Sunday, May 1, 2011

Arugula, Potato and Green Bean Salad with Creamy Dressing

I do not handle life’s little mess-ups well. Rather, I do not handle MY personal mess-ups very well.

I freak.

Which, of course reminds me of the importance of living beautifully.
Though I can’t control everything, i.e. forgetting things, shrieking at a stranger who I thought was my cousin (REALLY HE LOOKED EXACTLY LIKE MY COUSIN) and misunderstanding people and generally making a fool of myself, I can create the spaces I inhabit. I can put postcards of New York City and ladies in bonnets on my walls if I want to. I can choose the clothes I wear, the people I spend time with, the music I listen to, the books I read.

And I can eat beautiful things.

Like this salad.

Also, this is the 101 post on this blog. I am so proud.



Arugula, Potato and Green Bean Salad, with a Creamy Dressing
From SmittenKitchen who adapted from
Martha Stewart

I will admit that I know virtually nothing about this recipe. My mother dearest made it last night and it is very very good. So I am posting it with the disclaimer that I didn't actually do any of the work. Were I to actually make it, I would toss a poached or fried egg on top, because I adore eggs. We ate this with stilton and steak and strawberries. But I don't think steak is very photogenic.

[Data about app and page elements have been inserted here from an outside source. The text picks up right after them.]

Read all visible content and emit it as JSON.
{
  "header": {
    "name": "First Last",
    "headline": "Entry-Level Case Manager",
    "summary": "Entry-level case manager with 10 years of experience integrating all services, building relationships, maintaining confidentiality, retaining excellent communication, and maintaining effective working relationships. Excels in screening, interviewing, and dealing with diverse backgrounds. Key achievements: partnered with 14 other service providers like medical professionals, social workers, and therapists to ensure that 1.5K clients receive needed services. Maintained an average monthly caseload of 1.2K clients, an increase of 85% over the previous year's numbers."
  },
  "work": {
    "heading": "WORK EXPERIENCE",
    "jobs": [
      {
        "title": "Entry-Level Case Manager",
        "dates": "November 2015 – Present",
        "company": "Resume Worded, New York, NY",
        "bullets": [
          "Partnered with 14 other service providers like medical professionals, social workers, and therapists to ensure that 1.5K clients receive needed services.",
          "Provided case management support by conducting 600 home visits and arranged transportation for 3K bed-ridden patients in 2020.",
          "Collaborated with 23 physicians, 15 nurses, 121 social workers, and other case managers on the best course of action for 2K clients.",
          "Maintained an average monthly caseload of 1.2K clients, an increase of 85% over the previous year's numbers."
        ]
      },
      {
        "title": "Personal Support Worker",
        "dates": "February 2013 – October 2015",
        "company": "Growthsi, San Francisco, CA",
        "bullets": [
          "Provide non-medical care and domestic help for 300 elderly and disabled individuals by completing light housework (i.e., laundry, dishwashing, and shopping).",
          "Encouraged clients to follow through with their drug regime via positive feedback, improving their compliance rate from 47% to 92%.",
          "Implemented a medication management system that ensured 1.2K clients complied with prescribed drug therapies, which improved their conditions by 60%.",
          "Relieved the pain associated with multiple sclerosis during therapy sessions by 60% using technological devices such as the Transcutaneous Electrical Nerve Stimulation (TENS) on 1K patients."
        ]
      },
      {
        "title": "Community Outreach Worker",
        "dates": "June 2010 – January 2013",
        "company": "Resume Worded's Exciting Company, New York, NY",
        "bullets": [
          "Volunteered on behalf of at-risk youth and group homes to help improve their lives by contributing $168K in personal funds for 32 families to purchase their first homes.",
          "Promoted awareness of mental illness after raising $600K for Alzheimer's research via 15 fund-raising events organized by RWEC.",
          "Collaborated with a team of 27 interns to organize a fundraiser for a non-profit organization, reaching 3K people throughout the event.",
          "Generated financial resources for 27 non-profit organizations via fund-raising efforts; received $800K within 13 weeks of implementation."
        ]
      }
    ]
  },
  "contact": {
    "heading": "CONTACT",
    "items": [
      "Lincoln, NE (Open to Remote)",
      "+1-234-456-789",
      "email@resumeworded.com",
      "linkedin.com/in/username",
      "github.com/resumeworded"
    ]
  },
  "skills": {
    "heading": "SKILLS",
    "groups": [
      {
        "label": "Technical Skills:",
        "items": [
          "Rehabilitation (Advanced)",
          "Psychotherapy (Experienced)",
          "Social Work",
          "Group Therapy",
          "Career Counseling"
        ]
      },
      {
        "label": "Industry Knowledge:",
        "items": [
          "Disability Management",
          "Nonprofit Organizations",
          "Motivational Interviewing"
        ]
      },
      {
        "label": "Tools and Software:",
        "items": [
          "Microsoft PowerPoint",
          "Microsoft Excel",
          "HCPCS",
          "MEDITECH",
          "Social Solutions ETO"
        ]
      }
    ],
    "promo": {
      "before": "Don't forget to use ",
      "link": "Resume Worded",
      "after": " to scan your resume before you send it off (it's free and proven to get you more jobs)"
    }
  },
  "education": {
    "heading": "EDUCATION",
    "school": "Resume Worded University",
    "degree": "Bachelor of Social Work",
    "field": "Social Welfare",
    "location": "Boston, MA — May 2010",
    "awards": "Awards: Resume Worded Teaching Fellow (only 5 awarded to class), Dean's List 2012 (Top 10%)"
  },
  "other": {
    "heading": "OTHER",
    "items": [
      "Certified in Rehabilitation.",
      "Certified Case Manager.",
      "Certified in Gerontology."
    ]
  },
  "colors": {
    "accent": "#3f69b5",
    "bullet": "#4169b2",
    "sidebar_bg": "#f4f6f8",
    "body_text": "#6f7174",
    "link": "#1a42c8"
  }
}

So all you get is salad.

Makes 8 small salads or 4 larger ones

1 ounce walnuts (about 1/3 cup)
1 1/2 pounds fingerling potatoes, or red new potatoes cut crosswise into 1/2-inch-thick rounds
6 ounces haricots, verts, or other green beans, trimmed and cut into 2-inch segments
2 tablespoons white wine or other mild vinegar
2 tablespoons plain yogurt
1 teaspoon Dijon mustard
1 teaspoon coarse salt
Freshly ground pepper
2 tablespoons walnut oil or olive oil
3 ounces baby arugula

Preheat oven to 375°. Place walnuts on a rimmed baking sheet and toast in oven until fragrant, about 8 minutes. Let cool slightly, then coarsely chop and set aside.

Bring a medium saucepan of water to a boil. Add potatoes, and cook until tender, about 10 minutes. Using a slotted spoon, transfer potatoes to a colander to drain and cool. Set aside.

Prepare an ice-water bath; set aside. Return pan of water to a boil. Add green beans, and cook until tender and bright green, about 3 to 4 minutes. Using a slotted spoon, transfer to ice-water bath to stop the cooking. Drain.

Whisk together vinegar, yogurt, mustard and 1/2 teaspoon salt in a small bowl; season with pepper. Add oil in a slow, steady stream, whisking until emulsified. Set dressing aside.

Arrange arugula, potatoes, and green beans on a platter. Season with remaining 1/2 teaspoon salt and 1/4 teaspoon pepper. Drizzle with dressing and sprinkle with toasted walnuts; toss to coat.